Feco2s4@Ni@Graphene Nanocomposites With Rich Defects Induced By Heterointerface Engineering For High-Performance Supercapacitors

Rational designing advanced materials with multicomponents and multiscale nanostructures is an important pathway to promote the rapid development and practical application of high-performance supercapacitors. Herein, FeCo2S4@Ni@graphene nanocomposites are prepared through electroless deposition-hydrothermal two-step method. In this hybrid structure, the metal nickel as a conductive bridge significantly enhances the charge transport and the structural stability between FeCo2S4 and graphene by encouraging the heterogeneous nucleation of FeCo2S4 on the active Ni@graphene.
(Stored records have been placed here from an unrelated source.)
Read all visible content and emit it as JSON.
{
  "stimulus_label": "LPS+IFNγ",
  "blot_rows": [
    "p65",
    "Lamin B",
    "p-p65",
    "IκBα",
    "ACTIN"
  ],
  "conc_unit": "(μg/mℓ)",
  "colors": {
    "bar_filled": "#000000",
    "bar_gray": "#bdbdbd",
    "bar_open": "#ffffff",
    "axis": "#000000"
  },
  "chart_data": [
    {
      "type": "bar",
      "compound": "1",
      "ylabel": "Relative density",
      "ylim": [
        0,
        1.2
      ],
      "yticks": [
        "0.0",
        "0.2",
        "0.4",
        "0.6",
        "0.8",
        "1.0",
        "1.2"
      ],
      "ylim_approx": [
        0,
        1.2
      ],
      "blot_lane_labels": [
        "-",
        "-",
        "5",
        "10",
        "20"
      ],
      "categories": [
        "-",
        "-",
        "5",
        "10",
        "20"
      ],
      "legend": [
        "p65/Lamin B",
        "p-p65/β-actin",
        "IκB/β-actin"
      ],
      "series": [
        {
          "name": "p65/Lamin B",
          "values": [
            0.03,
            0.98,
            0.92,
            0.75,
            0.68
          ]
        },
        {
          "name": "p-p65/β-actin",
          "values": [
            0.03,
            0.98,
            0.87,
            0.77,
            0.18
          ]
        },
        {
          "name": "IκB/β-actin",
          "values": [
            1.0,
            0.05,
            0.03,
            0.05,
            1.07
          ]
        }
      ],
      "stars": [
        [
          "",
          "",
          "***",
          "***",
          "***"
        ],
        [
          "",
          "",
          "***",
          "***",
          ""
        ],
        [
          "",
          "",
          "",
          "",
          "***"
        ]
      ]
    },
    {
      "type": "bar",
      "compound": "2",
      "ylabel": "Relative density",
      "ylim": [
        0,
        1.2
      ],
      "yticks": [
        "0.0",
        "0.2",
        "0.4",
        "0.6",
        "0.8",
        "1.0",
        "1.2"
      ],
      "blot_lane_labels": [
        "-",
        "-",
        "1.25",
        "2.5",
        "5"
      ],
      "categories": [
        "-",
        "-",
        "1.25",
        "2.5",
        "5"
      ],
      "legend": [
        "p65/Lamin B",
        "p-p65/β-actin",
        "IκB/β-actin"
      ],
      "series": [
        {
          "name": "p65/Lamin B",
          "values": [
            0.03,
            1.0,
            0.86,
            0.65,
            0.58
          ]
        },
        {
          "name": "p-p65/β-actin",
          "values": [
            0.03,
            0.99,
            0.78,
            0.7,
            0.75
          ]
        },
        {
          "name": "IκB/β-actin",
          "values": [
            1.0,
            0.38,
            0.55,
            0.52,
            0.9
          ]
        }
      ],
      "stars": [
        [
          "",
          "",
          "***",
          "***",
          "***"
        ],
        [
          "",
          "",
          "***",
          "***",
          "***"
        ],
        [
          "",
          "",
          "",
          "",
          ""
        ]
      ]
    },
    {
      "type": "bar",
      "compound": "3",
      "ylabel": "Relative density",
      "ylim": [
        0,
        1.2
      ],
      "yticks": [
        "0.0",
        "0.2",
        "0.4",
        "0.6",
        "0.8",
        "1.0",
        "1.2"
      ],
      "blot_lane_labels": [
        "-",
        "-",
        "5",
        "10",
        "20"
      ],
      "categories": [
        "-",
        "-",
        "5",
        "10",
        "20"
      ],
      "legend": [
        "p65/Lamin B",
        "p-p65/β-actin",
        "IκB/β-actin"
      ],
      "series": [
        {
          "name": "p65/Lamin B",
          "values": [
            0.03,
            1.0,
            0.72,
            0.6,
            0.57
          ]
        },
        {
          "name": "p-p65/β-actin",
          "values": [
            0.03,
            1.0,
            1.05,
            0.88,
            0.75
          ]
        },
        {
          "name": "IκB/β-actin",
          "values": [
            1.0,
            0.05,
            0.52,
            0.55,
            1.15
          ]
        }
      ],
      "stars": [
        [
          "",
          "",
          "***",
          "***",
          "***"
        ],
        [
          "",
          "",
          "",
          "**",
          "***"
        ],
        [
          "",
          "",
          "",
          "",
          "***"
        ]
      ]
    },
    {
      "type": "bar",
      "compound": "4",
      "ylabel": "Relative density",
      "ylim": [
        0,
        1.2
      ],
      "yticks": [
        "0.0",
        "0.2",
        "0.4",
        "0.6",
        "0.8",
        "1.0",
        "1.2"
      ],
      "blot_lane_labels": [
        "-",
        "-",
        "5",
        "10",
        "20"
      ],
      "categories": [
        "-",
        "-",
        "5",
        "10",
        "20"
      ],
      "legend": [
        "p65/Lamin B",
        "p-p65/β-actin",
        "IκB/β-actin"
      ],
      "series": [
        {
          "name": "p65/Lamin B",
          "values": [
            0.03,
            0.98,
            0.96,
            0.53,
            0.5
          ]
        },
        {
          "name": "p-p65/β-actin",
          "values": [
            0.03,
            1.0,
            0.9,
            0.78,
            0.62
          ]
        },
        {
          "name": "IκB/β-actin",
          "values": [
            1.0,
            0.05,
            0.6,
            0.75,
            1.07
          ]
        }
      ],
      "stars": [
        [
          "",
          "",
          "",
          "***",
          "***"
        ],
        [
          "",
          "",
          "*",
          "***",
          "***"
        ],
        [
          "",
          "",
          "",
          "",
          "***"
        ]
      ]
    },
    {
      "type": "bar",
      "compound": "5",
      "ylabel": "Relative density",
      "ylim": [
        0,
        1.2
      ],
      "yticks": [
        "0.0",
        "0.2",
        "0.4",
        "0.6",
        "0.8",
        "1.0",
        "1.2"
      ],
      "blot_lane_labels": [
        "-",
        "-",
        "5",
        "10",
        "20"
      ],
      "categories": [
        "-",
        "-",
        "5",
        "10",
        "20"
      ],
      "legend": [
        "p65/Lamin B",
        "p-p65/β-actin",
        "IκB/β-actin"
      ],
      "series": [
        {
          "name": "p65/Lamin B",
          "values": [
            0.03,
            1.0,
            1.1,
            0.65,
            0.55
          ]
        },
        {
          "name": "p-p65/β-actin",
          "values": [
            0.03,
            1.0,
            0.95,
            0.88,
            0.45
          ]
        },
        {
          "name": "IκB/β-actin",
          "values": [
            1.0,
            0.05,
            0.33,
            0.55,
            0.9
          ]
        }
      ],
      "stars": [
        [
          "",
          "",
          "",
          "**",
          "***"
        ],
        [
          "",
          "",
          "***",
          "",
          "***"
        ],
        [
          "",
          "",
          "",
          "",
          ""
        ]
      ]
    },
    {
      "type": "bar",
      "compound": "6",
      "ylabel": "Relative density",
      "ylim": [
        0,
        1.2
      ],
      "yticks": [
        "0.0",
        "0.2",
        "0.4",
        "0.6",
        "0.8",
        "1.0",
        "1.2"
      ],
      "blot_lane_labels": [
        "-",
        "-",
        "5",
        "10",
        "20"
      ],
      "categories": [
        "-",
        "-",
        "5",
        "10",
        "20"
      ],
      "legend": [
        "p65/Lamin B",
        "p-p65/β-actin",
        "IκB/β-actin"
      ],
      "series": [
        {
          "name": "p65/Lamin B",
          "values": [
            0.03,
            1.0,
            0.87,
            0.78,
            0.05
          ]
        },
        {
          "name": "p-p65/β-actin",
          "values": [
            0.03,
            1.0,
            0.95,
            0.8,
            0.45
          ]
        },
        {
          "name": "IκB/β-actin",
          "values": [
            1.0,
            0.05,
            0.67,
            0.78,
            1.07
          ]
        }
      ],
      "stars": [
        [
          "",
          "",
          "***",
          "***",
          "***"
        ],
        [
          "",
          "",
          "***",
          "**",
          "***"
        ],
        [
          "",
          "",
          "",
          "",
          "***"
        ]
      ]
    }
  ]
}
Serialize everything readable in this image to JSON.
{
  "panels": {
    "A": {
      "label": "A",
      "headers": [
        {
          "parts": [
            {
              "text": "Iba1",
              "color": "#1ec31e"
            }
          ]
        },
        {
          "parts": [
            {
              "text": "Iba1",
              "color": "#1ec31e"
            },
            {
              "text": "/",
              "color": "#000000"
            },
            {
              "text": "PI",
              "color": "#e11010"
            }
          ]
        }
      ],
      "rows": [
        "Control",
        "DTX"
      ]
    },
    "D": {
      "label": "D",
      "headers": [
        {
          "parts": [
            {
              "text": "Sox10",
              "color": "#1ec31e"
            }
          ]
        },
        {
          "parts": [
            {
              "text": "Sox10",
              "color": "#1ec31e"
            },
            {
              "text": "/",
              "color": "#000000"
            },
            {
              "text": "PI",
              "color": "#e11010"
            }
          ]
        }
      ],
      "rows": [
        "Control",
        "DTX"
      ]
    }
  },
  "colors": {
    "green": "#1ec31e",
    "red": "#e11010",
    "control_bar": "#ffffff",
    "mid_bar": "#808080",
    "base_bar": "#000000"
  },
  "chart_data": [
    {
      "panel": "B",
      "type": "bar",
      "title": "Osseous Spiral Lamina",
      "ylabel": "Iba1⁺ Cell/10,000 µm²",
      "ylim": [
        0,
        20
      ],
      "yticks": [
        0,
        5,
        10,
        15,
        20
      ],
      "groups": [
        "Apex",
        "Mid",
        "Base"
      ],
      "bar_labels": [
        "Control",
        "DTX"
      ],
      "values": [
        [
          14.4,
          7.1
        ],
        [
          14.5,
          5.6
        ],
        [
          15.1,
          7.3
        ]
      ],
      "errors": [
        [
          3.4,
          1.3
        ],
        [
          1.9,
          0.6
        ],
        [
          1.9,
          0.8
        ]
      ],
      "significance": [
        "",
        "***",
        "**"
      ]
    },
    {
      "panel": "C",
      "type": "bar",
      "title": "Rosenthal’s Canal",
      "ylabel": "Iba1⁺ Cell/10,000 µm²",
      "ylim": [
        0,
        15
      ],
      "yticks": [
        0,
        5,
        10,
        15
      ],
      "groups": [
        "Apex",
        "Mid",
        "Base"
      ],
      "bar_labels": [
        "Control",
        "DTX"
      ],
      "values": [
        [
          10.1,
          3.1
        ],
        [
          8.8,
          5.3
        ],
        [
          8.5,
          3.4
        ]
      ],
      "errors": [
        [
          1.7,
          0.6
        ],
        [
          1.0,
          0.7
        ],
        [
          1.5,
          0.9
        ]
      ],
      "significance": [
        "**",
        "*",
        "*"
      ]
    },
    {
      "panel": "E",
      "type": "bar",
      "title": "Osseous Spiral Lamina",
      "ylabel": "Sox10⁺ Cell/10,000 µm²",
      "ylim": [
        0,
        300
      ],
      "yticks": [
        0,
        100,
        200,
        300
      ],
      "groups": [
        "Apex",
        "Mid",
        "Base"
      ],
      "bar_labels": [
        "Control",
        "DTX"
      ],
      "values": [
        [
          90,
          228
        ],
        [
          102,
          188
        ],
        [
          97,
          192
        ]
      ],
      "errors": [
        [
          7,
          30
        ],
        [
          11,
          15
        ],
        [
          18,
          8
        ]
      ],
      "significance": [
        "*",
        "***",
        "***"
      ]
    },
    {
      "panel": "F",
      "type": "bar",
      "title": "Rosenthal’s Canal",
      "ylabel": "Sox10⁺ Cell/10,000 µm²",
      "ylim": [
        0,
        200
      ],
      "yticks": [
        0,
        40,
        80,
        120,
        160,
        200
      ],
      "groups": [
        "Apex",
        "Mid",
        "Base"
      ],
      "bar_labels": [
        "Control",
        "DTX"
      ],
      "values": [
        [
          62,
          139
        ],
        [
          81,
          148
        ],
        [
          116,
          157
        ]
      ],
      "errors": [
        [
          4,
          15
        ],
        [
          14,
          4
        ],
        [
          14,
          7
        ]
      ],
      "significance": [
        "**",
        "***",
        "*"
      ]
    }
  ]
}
More importantly, the rich defects are induced into FeCo2S4@Ni@graphene by the interface engineering due to the lattice mismatch at the interface between Ni and FeCo2S4 and partial substitution of Ni for Co or Fe. These defects can provide additional faradic redox reactions and abundant active sites. Benefiting from the synergies of above advantages, the optimized FeCo2S4@Ni@graphene shows a specific capacity of 390.0 mAh g(-1) at 1 A g(-1). Additionally, the asymmetric supercapacitor based on FeCo2S4@Ni@ graphene delivers a high energy density of 65.8 Wh kg(-1) at 849 W kg(-1), as well as capacitance retention of 89.2% after 6000 cycles at 20 A g(-1). This work proposes an effective strategy, which is to regulate the defects in transition-metal compounds through heterointerface engineering to prepare advanced energy-storage materials.